[ccan] New module: rprof, runtime profiler/timers

Tue Aug 30 11:59:43 EST 2011

On Tue, 30 Aug 2011 02:25:50 +0200, Christian Thaeter <ct at pipapo.org> wrote:
> Am Mon, 29 Aug 2011 14:34:41 +0930
> schrieb Rusty Russell <rusty at rustcorp.com.au>:
> > Even a very simple program which mallocs a struct rprof, calls
> > rprof_init(), runs rprof_start() then rprof_stop(), then tests that
> > rprof_sum() >= 0 will test that you initialize all the fields
> > correctly (since it's run under valgrind).
> 
> ok, doing that

Good, otherwise I'd have to increase the number of points ccanlint
awards for test coverage :)

> > Other suggestions:
> > 
> > 1) Split the benchmark stuff into rprof_bench.h?
> 
> IMO this makes no sense, the benchmark stuff are just 2 macros.
> Arguably the cpu-pinning might be splitted out since it's rather some
> other kind of functionality, i can do that.

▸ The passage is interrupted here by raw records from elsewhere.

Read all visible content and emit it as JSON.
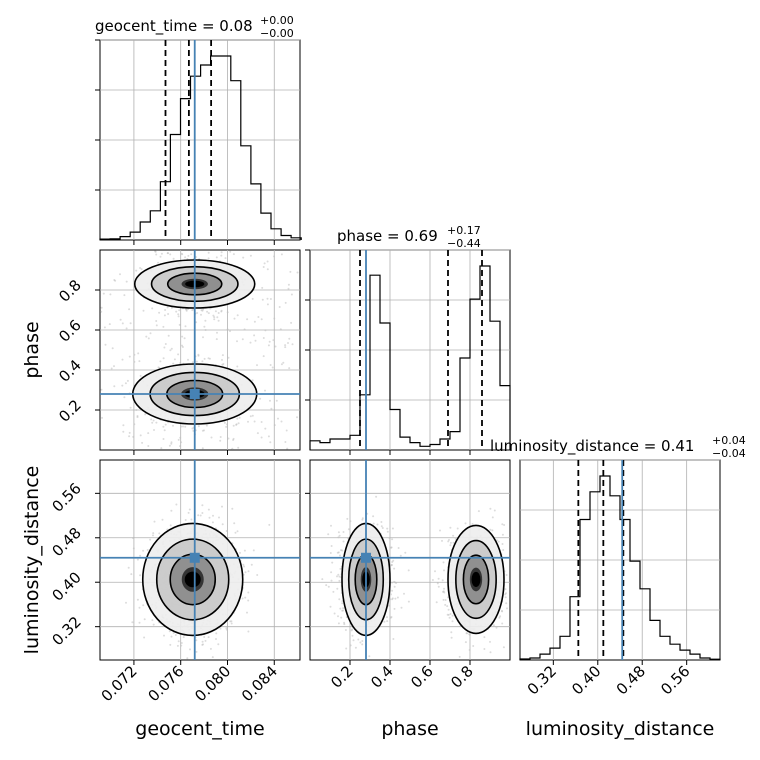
{
  "chart_data": {
    "type": "corner",
    "parameters": [
      "geocent_time",
      "phase",
      "luminosity_distance"
    ],
    "true_values": {
      "geocent_time": 0.0772,
      "phase": 0.28,
      "luminosity_distance": 0.444
    },
    "axes": {
      "geocent_time": {
        "label": "geocent_time",
        "range": [
          0.0691,
          0.0862
        ],
        "ticks": [
          0.072,
          0.076,
          0.08,
          0.084
        ],
        "tick_labels": [
          "0.072",
          "0.076",
          "0.080",
          "0.084"
        ]
      },
      "phase": {
        "label": "phase",
        "range": [
          0.0,
          1.0
        ],
        "ticks": [
          0.2,
          0.4,
          0.6,
          0.8
        ],
        "tick_labels": [
          "0.2",
          "0.4",
          "0.6",
          "0.8"
        ]
      },
      "luminosity_distance": {
        "label": "luminosity_distance",
        "range": [
          0.26,
          0.62
        ],
        "ticks": [
          0.32,
          0.4,
          0.48,
          0.56
        ],
        "tick_labels": [
          "0.32",
          "0.40",
          "0.48",
          "0.56"
        ]
      }
    },
    "titles": {
      "geocent_time": {
        "text": "geocent_time = 0.08",
        "plus": "+0.00",
        "minus": "−0.00"
      },
      "phase": {
        "text": "phase = 0.69",
        "plus": "+0.17",
        "minus": "−0.44"
      },
      "luminosity_distance": {
        "text": "luminosity_distance = 0.41",
        "plus": "+0.04",
        "minus": "−0.04"
      }
    },
    "quantiles": {
      "geocent_time": [
        0.0747,
        0.0767,
        0.0786
      ],
      "phase": [
        0.25,
        0.69,
        0.86
      ],
      "luminosity_distance": [
        0.365,
        0.41,
        0.446
      ]
    },
    "histograms": {
      "geocent_time": {
        "start": 0.0691,
        "width": 0.00086,
        "counts": [
          0.4,
          0.5,
          1.5,
          3.5,
          8,
          13,
          26,
          47,
          63,
          73,
          78,
          82,
          82,
          71,
          42,
          25,
          12,
          5,
          2,
          1
        ]
      },
      "phase": {
        "start": 0.0,
        "width": 0.05,
        "counts": [
          5,
          4,
          6,
          6,
          8,
          30,
          95,
          69,
          22,
          7,
          4,
          2,
          3,
          6,
          10,
          50,
          82,
          100,
          70,
          35
        ]
      },
      "luminosity_distance": {
        "start": 0.26,
        "width": 0.018,
        "counts": [
          0.5,
          1,
          3,
          6,
          12,
          32,
          71,
          85,
          93,
          83,
          71,
          50,
          36,
          20,
          12,
          8,
          5,
          3,
          1,
          0.4
        ]
      }
    },
    "modes": [
      {
        "geocent_time": 0.0772,
        "phase": 0.28,
        "phase_sd": 0.06
      },
      {
        "geocent_time": 0.0772,
        "phase": 0.83,
        "phase_sd": 0.055
      }
    ],
    "dist_center": 0.405,
    "grid": true,
    "color": {
      "truth": "#4682b4",
      "hist": "#000000",
      "quantile": "#000000",
      "scatter": "#c0c0c0"
    }
  }
}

I'm wondering about the entire approach; it has simplicity, but is it
too simple?  You use ns resolution, but then don't take into account the
loop or timestamp overhead.  You leave it to the user to control
iterations, rather than doing something clever; should we be running
their loop body 1, 2 and 4 time to try to measure our own overhead?

OTOH, I tried to do something like this with virtbench, with very mixed
results.

> > 2) Use ccan/time?
> 
> Can't do, I'm intentionally using the POSIX Realtime timers

Yep, I misread your API, sorry.

> And finally I decided to convert measured times
> to double, albeit inexact this makes further computations (statistics)
> much easier than handling timeval's or timespec's.

ccan/time is designed exactly to make timeval handling easier.
I think we should switch to timespec inside ccan/time, and drag it into
the current century.  And add time_div().

> > 3) Something to avoid compiler elimination of code, such as an
> >    enhancement to RPROF_BENCH* which make sure gcc thinks it needs
> >    the result?
> 
> I don't think this is really needed and even doable from the macro. The
> macro itself calls the rprof functions which are sequence points and
> thus must not be eliminated (if they would be inline then things might
> look differently), also these functions are not pure, gcc should know
> that. The loop can not be unrolled (since the iterations are
> determined by non-pure function calls)
> 
> That should be enough for the loop. For the user code I have no
> idea how to do this but I suspect that the user knows how to rig this
> and its his obligation anyways.

I was referring to the code the user puts inside, actually.

> > 5) Your documentation style manages to be nonstandard *and* ugly,
> >    but I'm sure you know that :)
> 
> I like it :), it generates pretty docs, even if its a bit raw currently.

But it makes the *code* ugly, and I've never seen the point of reference
docs separate from the header file (unlike user docs), so I like them
minimal, and machine-parsable enough that they can be sanity checked.

Cheers,
Rusty.